Am Gewerbekongress wurde eine Digitalisierungscharta verabschiedet. Grosse Hoffnungen hat man diesbezüglich gerade auch in der Berufsbildung. Wie kann die Digitalisierung dabei helfen, mehr junge Menschen für das Handwerk zu begeistern?

Diana Gutjahr: Die Digitalisierung ist die eine Seite, die ist heute alltäglich und nicht mehr wegzudenken. Ich sehe jetzt vor allem die jeweiligen Branchenverbände in Zusammenarbeit mit den regionalen Organisationen in der Pflicht, um Jugendliche für ein handwerkliches Berufsfeld zu begeistern.

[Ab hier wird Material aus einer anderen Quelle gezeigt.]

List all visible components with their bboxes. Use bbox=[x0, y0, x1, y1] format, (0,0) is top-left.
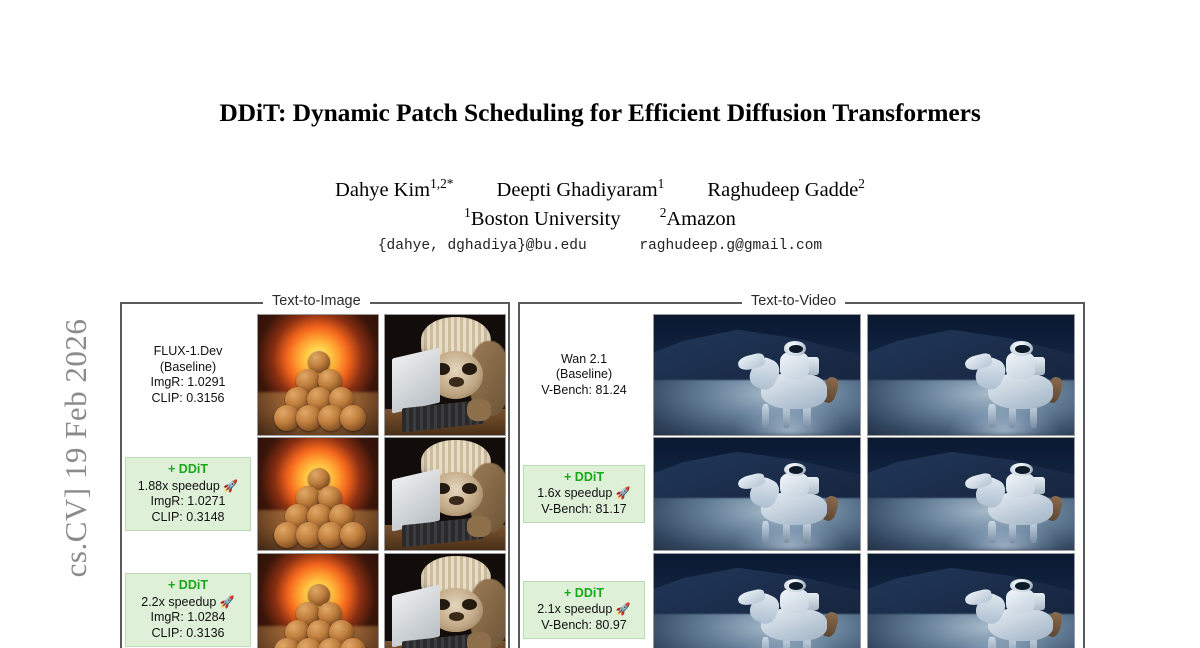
figure-panel-text-to-image: Text-to-Image FLUX-1.Dev (Baseline) ImgR… bbox=[120, 302, 510, 648]
astronaut-horse-frame bbox=[653, 553, 861, 648]
metric-vbench: V-Bench: 81.24 bbox=[520, 383, 648, 399]
sphere bbox=[340, 522, 366, 548]
figure-row: + DDiT 2.1x speedup 🚀 V-Bench: 80.97 bbox=[520, 553, 1075, 648]
row-label-baseline: Wan 2.1 (Baseline) V-Bench: 81.24 bbox=[520, 350, 648, 401]
sloth-laptop-image bbox=[384, 553, 506, 648]
affiliation-marker: 1 bbox=[464, 205, 471, 220]
mountain-ridge bbox=[867, 561, 1075, 619]
speedup-value: 1.88x speedup 🚀 bbox=[126, 479, 250, 495]
author-entry: Dahye Kim1,2* bbox=[335, 179, 453, 201]
astronaut-horse-frame bbox=[867, 437, 1075, 551]
sloth-snout bbox=[449, 377, 465, 387]
astronaut-suit bbox=[780, 352, 809, 378]
metric-vbench: V-Bench: 81.17 bbox=[524, 502, 644, 518]
speedup-value: 2.1x speedup 🚀 bbox=[524, 602, 644, 618]
author-name: Deepti Ghadiyaram bbox=[497, 179, 658, 201]
rocket-icon: 🚀 bbox=[616, 486, 631, 500]
pyramid-sunset-image bbox=[257, 314, 379, 436]
rocket-icon: 🚀 bbox=[223, 479, 238, 493]
row-label-ddit: + DDiT 1.88x speedup 🚀 ImgR: 1.0271 CLIP… bbox=[125, 457, 251, 531]
row-label-ddit: + DDiT 1.6x speedup 🚀 V-Bench: 81.17 bbox=[523, 465, 645, 524]
figure-panel-text-to-video: Text-to-Video Wan 2.1 (Baseline) V-Bench… bbox=[518, 302, 1085, 648]
row-label-ddit: + DDiT 2.1x speedup 🚀 V-Bench: 80.97 bbox=[523, 581, 645, 640]
author-name: Raghudeep Gadde bbox=[707, 179, 858, 201]
horse-leg bbox=[762, 404, 769, 428]
row-label-baseline: FLUX-1.Dev (Baseline) ImgR: 1.0291 CLIP:… bbox=[122, 342, 254, 408]
figure-row: Wan 2.1 (Baseline) V-Bench: 81.24 bbox=[520, 318, 1075, 432]
figure-row: FLUX-1.Dev (Baseline) ImgR: 1.0291 CLIP:… bbox=[122, 318, 506, 432]
email-address: {dahye, dghadiya}@bu.edu bbox=[378, 238, 587, 254]
astronaut-horse-frame bbox=[653, 314, 861, 436]
author-affiliation-marker: 2 bbox=[858, 176, 865, 191]
affiliation-entry: 2Amazon bbox=[660, 208, 736, 230]
horse-leg bbox=[762, 521, 769, 543]
sphere bbox=[340, 405, 366, 431]
panel-legend-text-to-video: Text-to-Video bbox=[742, 293, 845, 309]
astronaut-horse-frame bbox=[867, 314, 1075, 436]
sloth-paw bbox=[467, 399, 491, 421]
ddit-badge: + DDiT bbox=[524, 586, 644, 602]
metric-imgr: ImgR: 1.0271 bbox=[126, 494, 250, 510]
speedup-text: 1.88x speedup bbox=[138, 479, 220, 493]
author-affiliation-marker: 1,2* bbox=[430, 176, 453, 191]
speedup-text: 2.1x speedup bbox=[537, 602, 612, 616]
astronaut-horse-frame bbox=[867, 553, 1075, 648]
figure-row: + DDiT 1.88x speedup 🚀 ImgR: 1.0271 CLIP… bbox=[122, 437, 506, 551]
helmet-visor bbox=[789, 582, 803, 590]
astronaut-suit bbox=[1006, 473, 1035, 498]
figure-row: + DDiT 2.2x speedup 🚀 ImgR: 1.0284 CLIP:… bbox=[122, 553, 506, 648]
author-affiliation-marker: 1 bbox=[658, 176, 665, 191]
model-name: FLUX-1.Dev bbox=[122, 344, 254, 360]
sloth-paw bbox=[467, 632, 491, 648]
ddit-badge: + DDiT bbox=[126, 462, 250, 478]
horse-leg bbox=[988, 404, 995, 428]
pyramid-sunset-image bbox=[257, 553, 379, 648]
arxiv-stamp: cs.CV] 19 Feb 2026 bbox=[52, 268, 100, 628]
email-address: raghudeep.g@gmail.com bbox=[639, 238, 822, 254]
mountain-ridge bbox=[867, 322, 1075, 384]
affiliation-list: 1Boston University 2Amazon bbox=[0, 205, 1200, 231]
email-list: {dahye, dghadiya}@bu.edu raghudeep.g@gma… bbox=[0, 238, 1200, 254]
ddit-badge: + DDiT bbox=[524, 470, 644, 486]
astronaut-suit bbox=[780, 473, 809, 498]
helmet-visor bbox=[1015, 466, 1029, 474]
speedup-value: 2.2x speedup 🚀 bbox=[126, 595, 250, 611]
speedup-text: 2.2x speedup bbox=[141, 595, 216, 609]
model-variant: (Baseline) bbox=[122, 360, 254, 376]
metric-vbench: V-Bench: 80.97 bbox=[524, 618, 644, 634]
author-list: Dahye Kim1,2* Deepti Ghadiyaram1 Raghude… bbox=[0, 176, 1200, 202]
affiliation-name: Boston University bbox=[471, 208, 621, 230]
author-name: Dahye Kim bbox=[335, 179, 430, 201]
astronaut-suit bbox=[1006, 352, 1035, 378]
metric-imgr: ImgR: 1.0284 bbox=[126, 610, 250, 626]
author-entry: Raghudeep Gadde2 bbox=[707, 179, 865, 201]
astronaut-horse-frame bbox=[653, 437, 861, 551]
helmet-visor bbox=[789, 466, 803, 474]
mountain-ridge bbox=[867, 445, 1075, 503]
sloth-laptop-image bbox=[384, 314, 506, 436]
model-name: Wan 2.1 bbox=[520, 352, 648, 368]
rocket-icon: 🚀 bbox=[616, 602, 631, 616]
speedup-text: 1.6x speedup bbox=[537, 486, 612, 500]
sloth-laptop-image bbox=[384, 437, 506, 551]
horse-leg bbox=[762, 637, 769, 648]
metric-clip: CLIP: 0.3148 bbox=[126, 510, 250, 526]
rocket-icon: 🚀 bbox=[220, 595, 235, 609]
row-label-ddit: + DDiT 2.2x speedup 🚀 ImgR: 1.0284 CLIP:… bbox=[125, 573, 251, 647]
astronaut-suit bbox=[1006, 589, 1035, 614]
affiliation-name: Amazon bbox=[666, 208, 735, 230]
pyramid-sunset-image bbox=[257, 437, 379, 551]
horse-leg bbox=[988, 521, 995, 543]
metric-clip: CLIP: 0.3156 bbox=[122, 391, 254, 407]
author-entry: Deepti Ghadiyaram1 bbox=[497, 179, 665, 201]
ddit-badge: + DDiT bbox=[126, 578, 250, 594]
helmet-visor bbox=[1015, 582, 1029, 590]
speedup-value: 1.6x speedup 🚀 bbox=[524, 486, 644, 502]
metric-imgr: ImgR: 1.0291 bbox=[122, 375, 254, 391]
model-variant: (Baseline) bbox=[520, 367, 648, 383]
metric-clip: CLIP: 0.3136 bbox=[126, 626, 250, 642]
sloth-paw bbox=[467, 516, 491, 536]
astronaut-suit bbox=[780, 589, 809, 614]
horse-leg bbox=[988, 637, 995, 648]
affiliation-entry: 1Boston University bbox=[464, 208, 620, 230]
panel-legend-text-to-image: Text-to-Image bbox=[263, 293, 370, 309]
page-title: DDiT: Dynamic Patch Scheduling for Effic… bbox=[0, 98, 1200, 128]
figure-row: + DDiT 1.6x speedup 🚀 V-Bench: 81.17 bbox=[520, 437, 1075, 551]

Heute arbeiten die meisten Betriebe mit Hightech-Maschinen, wo ein hohes Flair und Interesse an IT gefragt ist. Jetzt gilt es diese Ausgangslage an die Jugendlichen, Eltern und Lehrer weiterzugeben und aufzuzeigen, wie der weitere Berufsweg nach Lehrabschluss aussehen könnte. Deshalb ist es essenziell, dass die regionalen Berufsmessen weiterhin stattfinden und nicht durch den kurzen Turnus der SwissSkills in Bern wegen fehlender Unternehmungen und damit Sponsoren unter Druck geraten. Dann fehlen uns die handwerklichen Fachkräfte in den Betrieben, das wäre fatal.

Silvan Hotz: Die heutigen Jungen sind praktisch den ganzen Tag am Handy oder vor dem PC. Wenn es uns gelingt, auf der einen Seite das Handwerk mit der digitalen Technik zu verknüpfen und in den digitalen Medien auf die Vorzüge der handwerklichen Berufe aufmerksam zu machen, dann können wir junge Menschen wieder vermehrt zu handwerklichen Berufen bewegen. Unsere Fachschule Richemont in Luzern hat die Zeichen der Zeit erkannt und wird in Zukunft ihr Know-how auch digital verbreiten.

Was möchten Sie den KMU in der aktuell schwierigen Zeit noch mit auf den Weg geben?

Diana Gutjahr: Es liegt mir fern, gestandenen Unternehmern Ratschläge zu erteilen. Ich kann Ihnen nur meine eigene Meinung darüber kundtun. In solch schwierigen Zeiten wird man gezwungen, Entscheidungen zu fällen, die im Kern den Fortbestand der Unternehmung sichern. Vielfach sind es Entscheidungen, die meist in guten Zeiten, aus vielfältigen Gründen, nicht gefällt oder hinausgeschoben worden sind. Jetzt gilt es unnötige Risiken zu meiden und sich auf die ausgesprochenen eigenen Stärken zu fokussieren. Oder geplante Investitionen, wenn immer möglich, jetzt tätigen. So sehe ich als Optimistin das Licht am Ende des Tunnels und glaube an die Zukunft.

Silvan Hotz: Sich auf seine Stärken fokussieren, sich vernetzen und die digitalen Möglichkeiten, unter anderem in der Kommunikation nutzen. Und vor allem in der heutigen, sich rasant wandelnden Zeit flexibel bleiben. Einer der Vorzüge eines kleinen oder mittelgrossen KMU ist es, rasch auf Veränderungen reagieren zu können.

Nicht aufgeben! Das Schweizer Gewerbe ist stark und wird diese Krise auch meistern.